En ce qui concerne les terres privées, le gouvernement a clairement indiqué que tout effort de conservation serait volontaire pour le propriétaire foncier. «Le gouvernement utilise rarement un domaine éminent», a déclaré Weiss. (Une exception notable serait l’administration Trump, a ajouté Weiss, qui a saisi une propriété privée pour construire le mur frontalier américano-mexicain, bien que le tollé des conservateurs était alors absent. “C’est la plus grande ironie ici”, a-t-il déclaré.)

Dans son message en réponse au rapport sur l’Intérieur, ASL a déclaré que les programmes destinés aux propriétaires fonciers privés ne seraient pas volontaires car ils seraient frappés de charges fiscales plus élevées sous Biden, ne leur donnant pas d’autre choix que de vendre leurs terres.

L’opposition pourrait ralentir 30 par 30

En fin de compte, la plupart des Américains – y compris les Occidentaux – soutiennent en fait la conservation des terres et 30 par 30, selon une poignée de sondages récents. Une enquête auprès des électeurs de huit États de la région des Rocheuses menée par le Colorado College, par exemple, a révélé que 77% d’entre eux soutiennent l’objectif de 30 par 30 (49% d’entre eux le soutiennent fermement).

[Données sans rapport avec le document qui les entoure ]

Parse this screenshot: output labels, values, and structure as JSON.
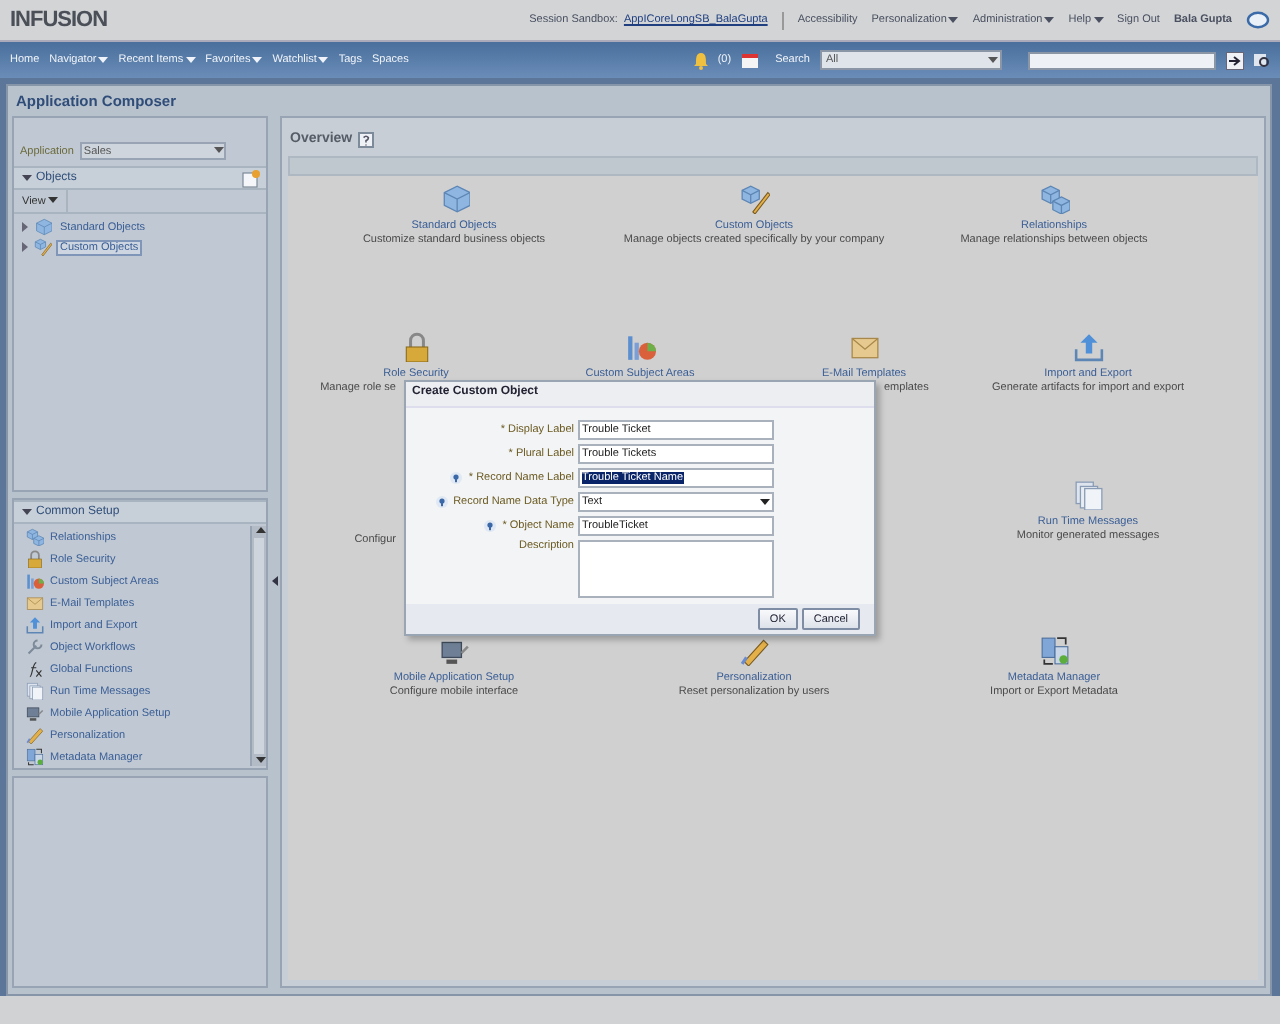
{
  "header": {
    "logo": "INFUSION",
    "session_label": "Session Sandbox:",
    "session_link": "AppICoreLongSB_BalaGupta",
    "links": [
      {
        "label": "Accessibility",
        "menu": false
      },
      {
        "label": "Personalization",
        "menu": true
      },
      {
        "label": "Administration",
        "menu": true
      },
      {
        "label": "Help",
        "menu": true
      },
      {
        "label": "Sign Out",
        "menu": false
      }
    ],
    "user": "Bala Gupta"
  },
  "nav": {
    "items": [
      {
        "label": "Home",
        "menu": false
      },
      {
        "label": "Navigator",
        "menu": true
      },
      {
        "label": "Recent Items",
        "menu": true
      },
      {
        "label": "Favorites",
        "menu": true
      },
      {
        "label": "Watchlist",
        "menu": true
      },
      {
        "label": "Tags",
        "menu": false
      },
      {
        "label": "Spaces",
        "menu": false
      }
    ],
    "notifications": "(0)",
    "search_label": "Search",
    "search_scope": "All"
  },
  "page_title": "Application Composer",
  "left": {
    "application_label": "Application",
    "application_value": "Sales",
    "objects": {
      "title": "Objects",
      "expanded": true,
      "view_menu": "View",
      "tree": [
        {
          "label": "Standard Objects",
          "selected": false,
          "expanded": false
        },
        {
          "label": "Custom Objects",
          "selected": true,
          "expanded": false
        }
      ]
    },
    "common_setup": {
      "title": "Common Setup",
      "expanded": true,
      "items": [
        "Relationships",
        "Role Security",
        "Custom Subject Areas",
        "E-Mail Templates",
        "Import and Export",
        "Object Workflows",
        "Global Functions",
        "Run Time Messages",
        "Mobile Application Setup",
        "Personalization",
        "Metadata Manager"
      ]
    }
  },
  "overview": {
    "title": "Overview",
    "rows": [
      [
        {
          "title": "Standard Objects",
          "description": "Customize standard business objects"
        },
        {
          "title": "Custom Objects",
          "description": "Manage objects created specifically by your company"
        },
        {
          "title": "Relationships",
          "description": "Manage relationships between objects"
        }
      ],
      [
        {
          "title": "Role Security",
          "description": "Manage role se"
        },
        {
          "title": "Custom Subject Areas"
        },
        {
          "title": "E-Mail Templates",
          "description": "emplates"
        },
        {
          "title": "Import and Export",
          "description": "Generate artifacts for import and export"
        }
      ],
      [
        {
          "description": "Configur"
        },
        "",
        "",
        {
          "title": "Run Time Messages",
          "description": "Monitor generated messages"
        }
      ],
      [
        {
          "title": "Mobile Application Setup",
          "description": "Configure mobile interface"
        },
        {
          "title": "Personalization",
          "description": "Reset personalization by users"
        },
        {
          "title": "Metadata Manager",
          "description": "Import or Export Metadata"
        }
      ]
    ]
  },
  "dialog": {
    "title": "Create Custom Object",
    "fields": [
      {
        "kind": "text",
        "label": "* Display Label",
        "help": false,
        "value": "Trouble Ticket",
        "highlighted": false
      },
      {
        "kind": "text",
        "label": "* Plural Label",
        "help": false,
        "value": "Trouble Tickets",
        "highlighted": false
      },
      {
        "kind": "text",
        "label": "* Record Name Label",
        "help": true,
        "value": "Trouble Ticket Name",
        "highlighted": true
      },
      {
        "kind": "select",
        "label": "Record Name Data Type",
        "help": true,
        "value": "Text"
      },
      {
        "kind": "text",
        "label": "* Object Name",
        "help": true,
        "value": "TroubleTicket",
        "highlighted": false
      },
      {
        "kind": "textarea",
        "label": "Description",
        "help": false
      }
    ],
    "buttons": [
      "OK",
      "Cancel"
    ]
  }
}
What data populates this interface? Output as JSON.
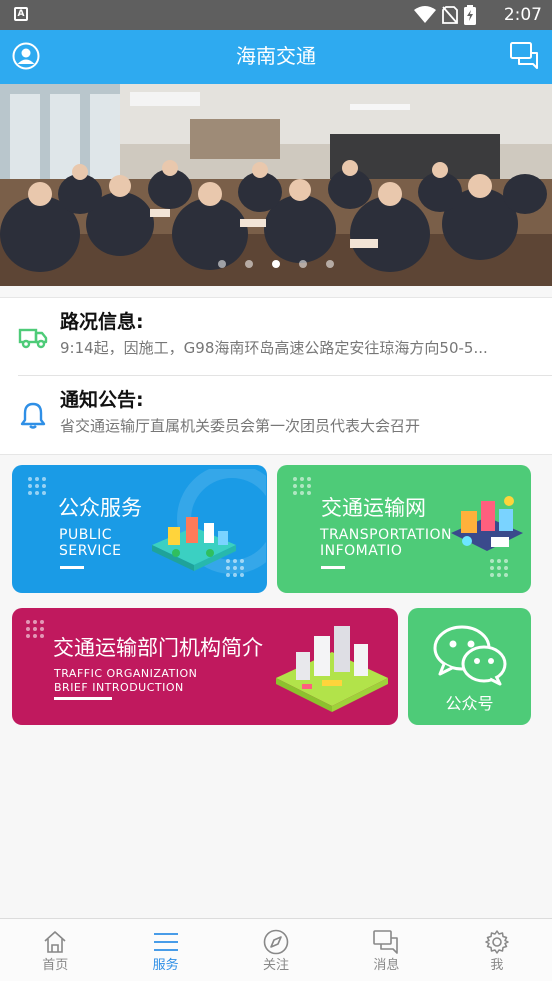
{
  "status_bar": {
    "time": "2:07"
  },
  "header": {
    "title": "海南交通"
  },
  "banner": {
    "slides": 5,
    "active_index": 2
  },
  "info": {
    "traffic": {
      "title": "路况信息:",
      "text": "9:14起，因施工，G98海南环岛高速公路定安往琼海方向50-5..."
    },
    "notice": {
      "title": "通知公告:",
      "text": "省交通运输厅直属机关委员会第一次团员代表大会召开"
    }
  },
  "cards": {
    "public_service": {
      "cn": "公众服务",
      "en1": "PUBLIC",
      "en2": "SERVICE"
    },
    "transport_net": {
      "cn": "交通运输网",
      "en1": "TRANSPORTATION",
      "en2": "INFOMATIO"
    },
    "organization": {
      "cn": "交通运输部门机构简介",
      "en1": "TRAFFIC  ORGANIZATION",
      "en2": "BRIEF INTRODUCTION"
    },
    "wechat": {
      "label": "公众号"
    }
  },
  "tabbar": {
    "tabs": [
      {
        "label": "首页",
        "icon": "home-icon"
      },
      {
        "label": "服务",
        "icon": "menu-icon"
      },
      {
        "label": "关注",
        "icon": "compass-icon"
      },
      {
        "label": "消息",
        "icon": "chat-icon"
      },
      {
        "label": "我",
        "icon": "gear-icon"
      }
    ],
    "active": "服务"
  },
  "colors": {
    "header": "#2eaaf0",
    "active_tab": "#2f8fe6",
    "public_service": "#1a9be6",
    "transport": "#4ecb78",
    "organization": "#c0195e",
    "traffic_icon": "#4ecb78",
    "notice_icon": "#2f8fe6"
  }
}
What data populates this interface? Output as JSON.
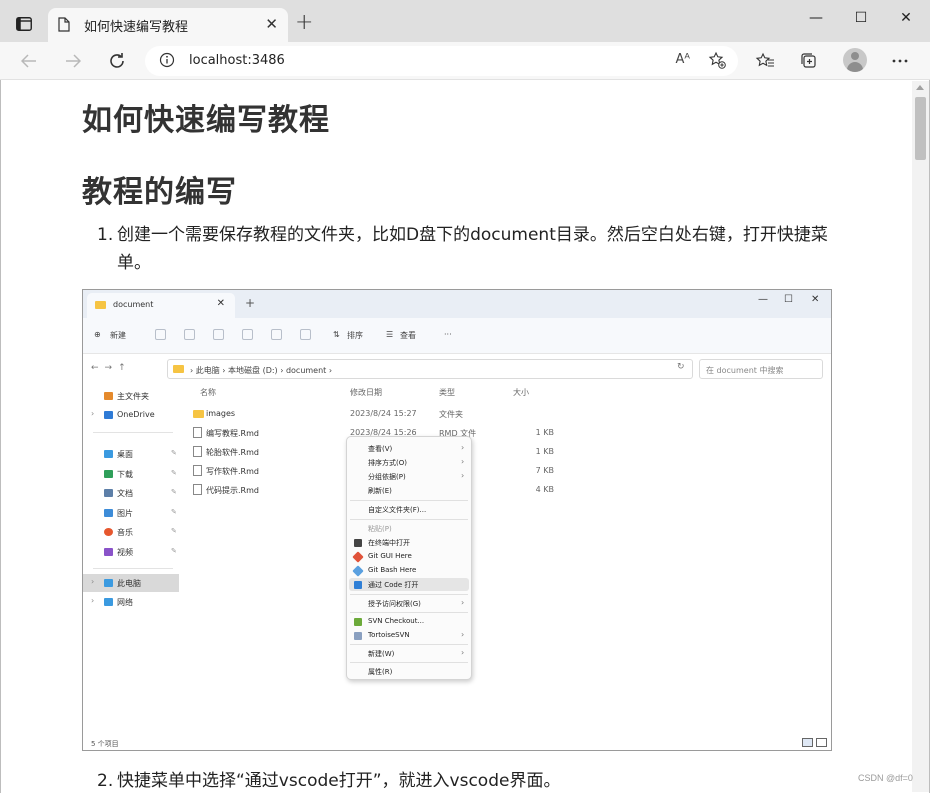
{
  "browser": {
    "tab_title": "如何快速编写教程",
    "url": "localhost:3486",
    "read_aloud_label": "Aᴬ"
  },
  "page": {
    "h1": "如何快速编写教程",
    "h2": "教程的编写",
    "steps": [
      {
        "num": "1.",
        "text": "创建一个需要保存教程的文件夹，比如D盘下的document目录。然后空白处右键，打开快捷菜单。"
      },
      {
        "num": "2.",
        "text": "快捷菜单中选择“通过vscode打开”，就进入vscode界面。"
      }
    ]
  },
  "explorer": {
    "tab_label": "document",
    "new_btn": "新建",
    "sort_btn": "排序",
    "view_btn": "查看",
    "more": "···",
    "breadcrumb": "›  此电脑  ›  本地磁盘 (D:)  ›  document  ›",
    "search_placeholder": "在 document 中搜索",
    "columns": {
      "name": "名称",
      "date": "修改日期",
      "type": "类型",
      "size": "大小"
    },
    "files": [
      {
        "name": "images",
        "date": "2023/8/24 15:27",
        "type": "文件夹",
        "size": "",
        "folder": true
      },
      {
        "name": "编写教程.Rmd",
        "date": "2023/8/24 15:26",
        "type": "RMD 文件",
        "size": "1 KB",
        "folder": false
      },
      {
        "name": "轮胎软件.Rmd",
        "date": "",
        "type": "",
        "size": "1 KB",
        "folder": false
      },
      {
        "name": "写作软件.Rmd",
        "date": "",
        "type": "",
        "size": "7 KB",
        "folder": false
      },
      {
        "name": "代码提示.Rmd",
        "date": "",
        "type": "",
        "size": "4 KB",
        "folder": false
      }
    ],
    "sidebar": [
      {
        "label": "主文件夹",
        "color": "#e58a2c"
      },
      {
        "label": "OneDrive",
        "color": "#2f7bd6"
      },
      {
        "label": "桌面",
        "color": "#3b9ae0"
      },
      {
        "label": "下载",
        "color": "#2f9f5a"
      },
      {
        "label": "文档",
        "color": "#5d7fa8"
      },
      {
        "label": "图片",
        "color": "#3d8cd8"
      },
      {
        "label": "音乐",
        "color": "#e6572e"
      },
      {
        "label": "视频",
        "color": "#8a53c9"
      },
      {
        "label": "此电脑",
        "color": "#3b9ae0"
      },
      {
        "label": "网络",
        "color": "#3b9ae0"
      }
    ],
    "status": "5 个项目",
    "context_menu": [
      {
        "label": "查看(V)",
        "arrow": true
      },
      {
        "label": "排序方式(O)",
        "arrow": true
      },
      {
        "label": "分组依据(P)",
        "arrow": true
      },
      {
        "label": "刷新(E)",
        "arrow": false
      },
      {
        "label": "自定义文件夹(F)...",
        "arrow": false
      },
      {
        "label": "粘贴(P)",
        "arrow": false,
        "dim": true
      },
      {
        "label": "在终端中打开",
        "arrow": false,
        "icon": "#444444"
      },
      {
        "label": "Git GUI Here",
        "arrow": false,
        "icon": "#e0533a"
      },
      {
        "label": "Git Bash Here",
        "arrow": false,
        "icon": "#5aa0e0"
      },
      {
        "label": "通过 Code 打开",
        "arrow": false,
        "icon": "#2f7fd6",
        "highlight": true
      },
      {
        "label": "授予访问权限(G)",
        "arrow": true
      },
      {
        "label": "SVN Checkout...",
        "arrow": false,
        "icon": "#6caa3a"
      },
      {
        "label": "TortoiseSVN",
        "arrow": true,
        "icon": "#8aa0c0"
      },
      {
        "label": "新建(W)",
        "arrow": true
      },
      {
        "label": "属性(R)",
        "arrow": false
      }
    ]
  },
  "watermark": "CSDN @df=0"
}
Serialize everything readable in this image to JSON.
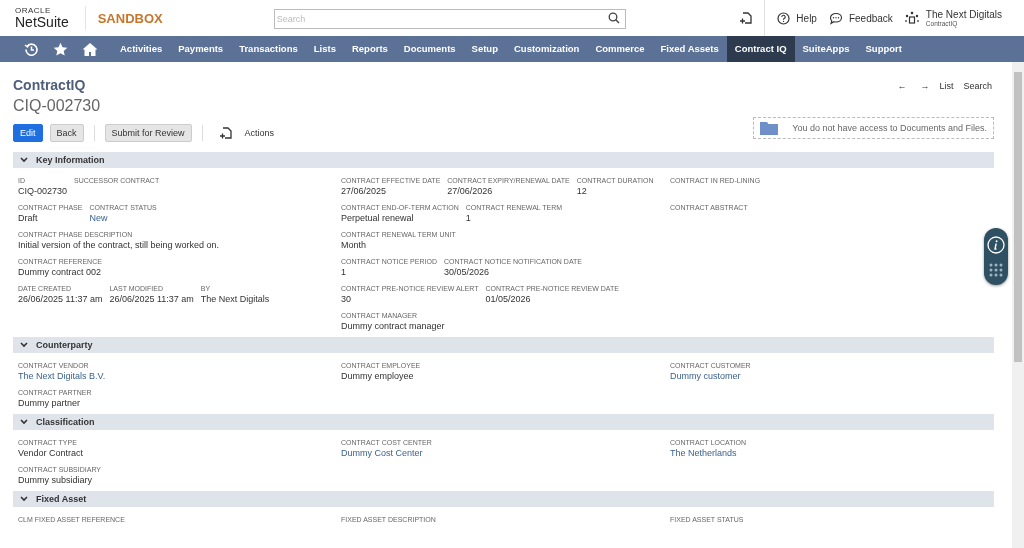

Et les politiciens occidentaux le savent, a déclaré Weiss. «Vous ne pouvez pas gagner une fonction publique en tant que républicain ou démocrate en Occident si vous lancez cette ligne de terres anti-publiques. Ce n’est certainement pas une attitude omniprésente ici.

Alors, pourquoi cette opposition importe-t-elle?

Bien qu’ils puissent être des valeurs aberrantes, les législateurs conservateurs contre 30 par 30 pourraient aider à bloquer la future législation qui rapprocherait les États-Unis de l’objectif, a déclaré Weiss. De plus, cette initiative, de par sa conception, nécessitera une collaboration et un consensus au niveau local – ce qui sera beaucoup plus difficile à trouver lorsque les comtés adopteront des résolutions contre elle.

ASL a «réussi à convaincre cette poignée de commissaires de comté utilisant la désinformation de s’opposer plutôt que de s’asseoir et de travailler», a déclaré Weiss. «S’ils s’en vont après avoir été nourris dans un bol plein d’absurdités, cela rendra beaucoup plus difficile d’arriver à un consensus réel, car ils ont été nourris de tous ces mensonges.